With the ban lifted, no one knows whether prices will rise abroad and fall here, or just rise abroad. That’s for markets to decide. The last thing we want, however, is the bipartisan Dorgan‐​Snowe Senate bill, which would lift the ban and then prohibit companies from “gaming the system” — limiting supplies or raising prices abroad. In effect, the sponsors want to freeze the current situation, then import below‐​cost drugs from abroad — at those prices. The sponsors seem not to appreciate that the only reason a company can sell a drug for $20 in Germany is because it’s sold for $100 in America. The bill would actually import foreign price controls, and that would be the end of future R&D and the miracle drugs it produces.

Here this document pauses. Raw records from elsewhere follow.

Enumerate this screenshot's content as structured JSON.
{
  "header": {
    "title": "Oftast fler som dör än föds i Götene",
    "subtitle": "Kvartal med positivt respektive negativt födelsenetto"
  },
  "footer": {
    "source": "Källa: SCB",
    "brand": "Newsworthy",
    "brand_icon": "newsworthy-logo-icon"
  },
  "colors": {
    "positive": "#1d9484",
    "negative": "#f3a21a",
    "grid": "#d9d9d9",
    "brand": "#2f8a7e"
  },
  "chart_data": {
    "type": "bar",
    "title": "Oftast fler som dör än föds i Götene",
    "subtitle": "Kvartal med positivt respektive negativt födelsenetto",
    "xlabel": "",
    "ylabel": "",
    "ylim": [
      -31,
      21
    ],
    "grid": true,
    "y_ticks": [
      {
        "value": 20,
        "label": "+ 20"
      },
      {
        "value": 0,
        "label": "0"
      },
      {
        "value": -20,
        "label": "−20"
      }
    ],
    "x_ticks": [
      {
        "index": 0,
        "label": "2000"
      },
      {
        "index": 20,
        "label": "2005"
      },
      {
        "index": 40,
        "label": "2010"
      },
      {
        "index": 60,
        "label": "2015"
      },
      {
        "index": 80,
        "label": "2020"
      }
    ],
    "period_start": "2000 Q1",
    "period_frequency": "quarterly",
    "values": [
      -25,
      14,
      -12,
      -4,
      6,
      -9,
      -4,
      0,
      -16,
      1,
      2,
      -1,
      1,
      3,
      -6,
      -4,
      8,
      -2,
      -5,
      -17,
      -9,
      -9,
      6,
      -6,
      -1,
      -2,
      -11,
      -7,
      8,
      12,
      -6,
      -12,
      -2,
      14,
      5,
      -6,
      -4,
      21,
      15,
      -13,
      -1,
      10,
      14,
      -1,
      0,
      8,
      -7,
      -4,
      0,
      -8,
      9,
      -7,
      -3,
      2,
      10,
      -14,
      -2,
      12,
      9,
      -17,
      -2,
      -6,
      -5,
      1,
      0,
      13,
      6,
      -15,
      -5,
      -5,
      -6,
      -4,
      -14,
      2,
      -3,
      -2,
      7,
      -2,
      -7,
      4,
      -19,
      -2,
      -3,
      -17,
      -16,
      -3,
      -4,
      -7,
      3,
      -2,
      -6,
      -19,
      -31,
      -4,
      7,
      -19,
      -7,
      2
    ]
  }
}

Opponents of lifting the ban say that if we “forced” market practices on the world, countries would balk at paying those prices and would steal American patents. But a close reading of the WTO Trips Agreement, protecting intellectual property, should allay those fears. The administration needs to watch the issue, however; and in treaty negotiations it should encourage a clear separation of commercial and charitable undertakings. In particular, the “compulsory licensing” arrangements designed to help poor countries with their drug needs should be scrapped in favor of a more market‐​oriented approach to this problem.

Drug reimportation is thus more complex than at first it seems, but as with so many other issues on the public’s plate today, a healthy dose of market principles is the right prescription.